Testing Is Not Optional
A system prompt you have not tested is a promise you have not verified. You might have written exactly what you intended — but until you see the agent respond to real questions in real situations, you do not actually know whether the instructions are producing the behavior you want. Testing takes 15 to 20 minutes and can save you from a week of fixing problems in a live student environment.
Think of it the way a pilot does a pre-flight checklist before every takeoff — not because they expect the plane to fail, but because the cost of discovering a problem mid-flight is much higher than the cost of discovering it on the ground.

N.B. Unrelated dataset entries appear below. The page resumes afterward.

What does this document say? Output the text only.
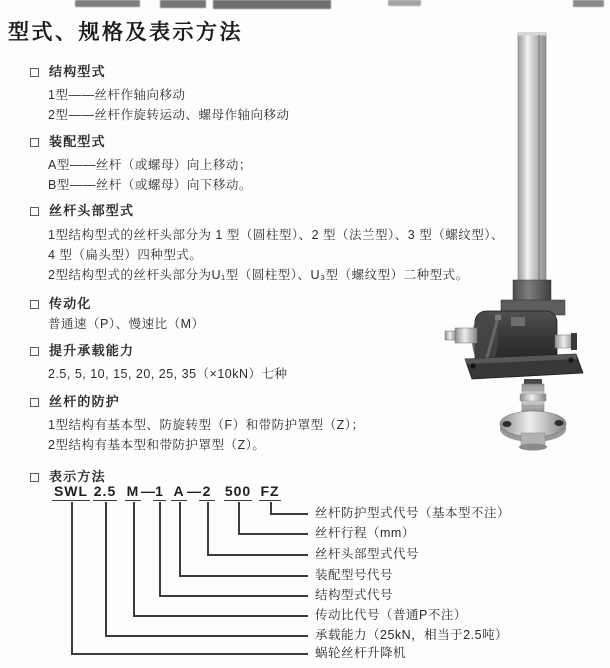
型式、规格及表示方法
结构型式
1型——丝杆作轴向移动
2型——丝杆作旋转运动、螺母作轴向移动
装配型式
A型——丝杆（或螺母）向上移动；
B型——丝杆（或螺母）向下移动。
丝杆头部型式
1型结构型式的丝杆头部分为 1 型（圆柱型）、2 型（法兰型）、3 型（螺纹型）、
4 型（扁头型）四种型式。
2型结构型式的丝杆头部分为U₁型（圆柱型）、U₃型（螺纹型）二种型式。
传动化
普通速（P）、慢速比（M）
提升承载能力
2.5, 5, 10, 15, 20, 25, 35（×10kN）七种
丝杆的防护
1型结构有基本型、防旋转型（F）和带防护罩型（Z）；
2型结构有基本型和带防护罩型（Z）。
表示方法
SWL 2.5 M — 1 A — 2 500 FZ
丝杆防护型式代号（基本型不注）
丝杆行程（mm）
丝杆头部型式代号
装配型号代号
结构型式代号
传动比代号（普通P不注）
承载能力（25kN，相当于2.5吨）
蜗轮丝杆升降机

What to Include in Your Test Set
Build a test set of 10 questions in five categories. Two straightforward in-scope questions your agent should handle well — this confirms the basics work. Two knowledge questions that test whether the agent knows your campus accurately — course names, program structure, how students progress. Two tone and style questions — open-ended prompts that let you see whether the voice matches yours. Two boundary questions — things the agent should decline or escalate, like a pricing question or a request for a refund. And two edge cases — unusual requests that fall between categories, where you want to see how the agent handles ambiguity.
Read each response and ask: is this what I would say? Is the length right? Is the tone right? Did it follow the boundary instruction? Did it sound like my campus or like a generic AI? Write down specifically what is wrong with any response that misses, then trace it back to a gap in the prompt and add the instruction that would have prevented the miss.
What This Means for Educators
As a coach or trainer, your campus agent talks to your students when you are not available — at 11pm, on weekends, between cohorts. A well-tested agent extends your support quality into those gaps. An untested one creates support problems you find out about from frustrated students. Testing is the step that determines which experience your students get.
The Simple Rule
Ten questions, five categories, 20 minutes before deployment. Anything that misses tells you exactly what to add to the prompt. Do not deploy until every test response is one you would be proud for a student to receive.